Crossing the Meadow Between Right & Wrong
Every month at BreakBread World, we publish a prompt. This month’s prompt is about right and wrong.
Between the fences of right and wrong, there’s a vast meadow flowered with questions, possibility and mystery.
What is right? What’s wrong? Tell a story of righteousness – either about your own or another’s.
Our prompts are the kind of questions that lead to more questions.
What do we do when what is right for me conflicts with what is right for you? How does what’s right or wrong for an individual conflict or align with what might be right or wrong for the wider community, society, or planet? Are there universal “rights” and “wrongs” that are inherent and unassailable?
Martin Luther King Jr. said:
“The arc of the moral universe is long, but it bends toward justice.”
Believing in a moral universe implies a belief that there are higher principles guiding us and our decisions. If you disagree, then what are the determinants of right and wrong for you?
The question of right and wrong points to another question: how does one lead a good life? Or what does it mean to live life as a good person? This is not to be confused with “the good life” as defined by a sense of having achieved a level of material comfort and success. Essential to being a “good” person or leading a “good” life is to have a sense of what’s right and wrong.
Living together in family, community, or society necessitates boundaries and guidelines. This is part of culture — the rules: spoken and unspoken. In a fractured globalized society rich with diversity, who holds the moral compass? Where do we turn to for moral leadership? You could say religion offers this moral compass. Yet, we’ve seen throughout history how the religious fences of right and wrong can become walls of righteousness planting the seeds for fundamentalist fortresses that spring us into witch hunts, inquisitions, crusades, and genocides. We in the United States have separation of church and state and in theory, practice the rule of law. But just because something is technically legal does not necessarily mean it’s morally right.
Is the market capitalism that guides so many of our societal decisions, moral? Has self-interest and money in the form of profit become the arbiter of right and wrong?
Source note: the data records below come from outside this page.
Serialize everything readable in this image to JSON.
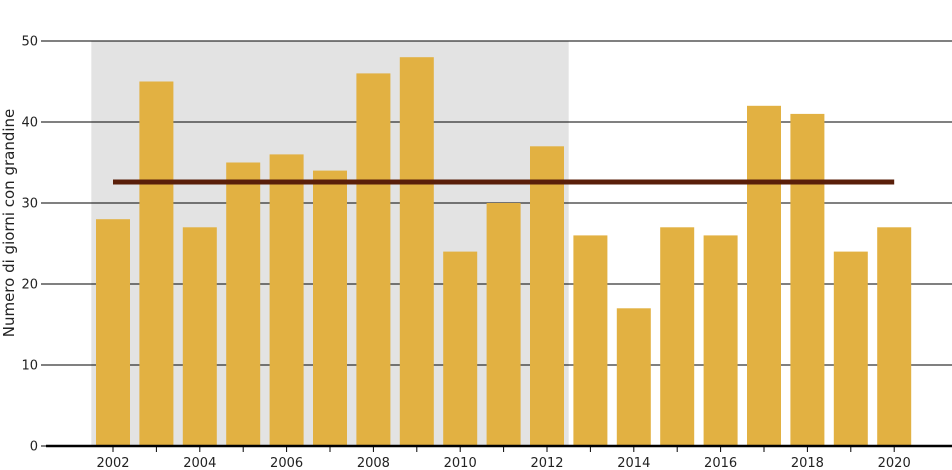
{
  "chart_data": {
    "type": "bar",
    "ylabel": "Numero di giorni con grandine",
    "xlabel": "",
    "ylim": [
      0,
      50
    ],
    "yticks": [
      0,
      10,
      20,
      30,
      40,
      50
    ],
    "xticks": [
      2002,
      2004,
      2006,
      2008,
      2010,
      2012,
      2014,
      2016,
      2018,
      2020
    ],
    "grid": "horizontal",
    "categories": [
      2002,
      2003,
      2004,
      2005,
      2006,
      2007,
      2008,
      2009,
      2010,
      2011,
      2012,
      2013,
      2014,
      2015,
      2016,
      2017,
      2018,
      2019,
      2020
    ],
    "values": [
      28,
      45,
      27,
      35,
      36,
      34,
      46,
      48,
      24,
      30,
      37,
      26,
      17,
      27,
      26,
      42,
      41,
      24,
      27
    ],
    "reference_period": [
      2002,
      2012
    ],
    "mean_line": {
      "value": 32.6,
      "from": 2002,
      "to": 2020
    },
    "colors": {
      "bar": "#e2b142",
      "mean_line": "#5a1f0a",
      "reference_band": "#e3e3e3",
      "grid": "#000000"
    }
  }
}
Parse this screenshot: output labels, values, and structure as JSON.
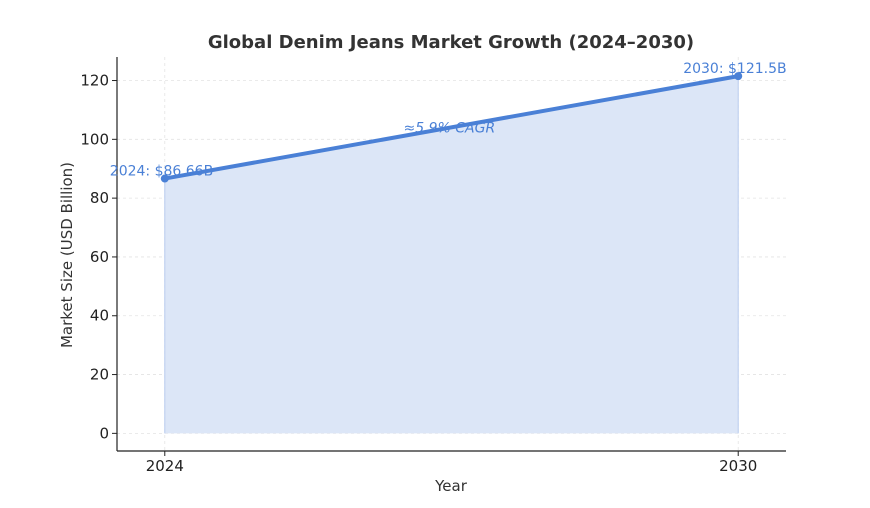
{
  "chart_data": {
    "type": "area",
    "title": "Global Denim Jeans Market Growth (2024–2030)",
    "xlabel": "Year",
    "ylabel": "Market Size (USD Billion)",
    "x": [
      2024,
      2030
    ],
    "x_tick_labels": [
      "2024",
      "2030"
    ],
    "y_ticks": [
      0,
      20,
      40,
      60,
      80,
      100,
      120
    ],
    "y_tick_labels": [
      "0",
      "20",
      "40",
      "60",
      "80",
      "100",
      "120"
    ],
    "xlim": [
      2023.5,
      2030.5
    ],
    "ylim": [
      -6,
      128
    ],
    "grid": true,
    "series": [
      {
        "values": [
          86.66,
          121.5
        ]
      }
    ],
    "annotations": [
      {
        "text": "2024: $86.66B",
        "x": 2024,
        "y": 86.66
      },
      {
        "text": "2030: $121.5B",
        "x": 2030,
        "y": 121.5
      },
      {
        "text": "≈5.9% CAGR",
        "x": 2027,
        "y": 104
      }
    ],
    "colors": {
      "line": "#4a80d6",
      "fill": "#dce6f7",
      "annotation": "#4a80d6",
      "grid": "#e3e3e3",
      "axis": "#222222"
    }
  }
}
It’s not only free markets but also new technologies that are sometimes accompanied by moral arguments claiming to foster more equality, empowerment, and justice.
These were some of the hopes expressed in the nascency of the Internet, social media, cryptocurrency, blockchain and now even AI. Now we have algorithms trawling through our personal data dressed in a moral veneer of efficiently delivering products and services catered to our specific individualistic needs and desires. Is efficiency, convenience and profit moral?
In search of justice, social initiatives and organizational frameworks to address systemic inequalities and advocate for the rights of marginalized communities attempt to balance the scales of justice. Affirmative action and DEI are both examples of attempts to instill moral order in our institutions. They are both now demonized as immoral by the current administration which seems to place unquestioned loyalty in strongmen as their moral north star. What’s right? What’s wrong? Who’s good and who’s bad?
What about an internal compass? Can we rely on ourselves to follow some internal sense of right and wrong?
This puts us in the land of preference, opinion, and identity, none of which can serve as absolutes – even for ourselves.
Journalist Walter Lippmann said:
“if what is right and wrong depends on what each individual feels, then we are outside the bounds of civilization”.
That internal compass works fine until it meets up with another’s compass pointing in a different direction. What do we do when what is right for me conflicts with what is right for you? Individual, collective, people, planet — who decides and how?
Welcome to the vast meadow flowered with questions, possibility and mystery.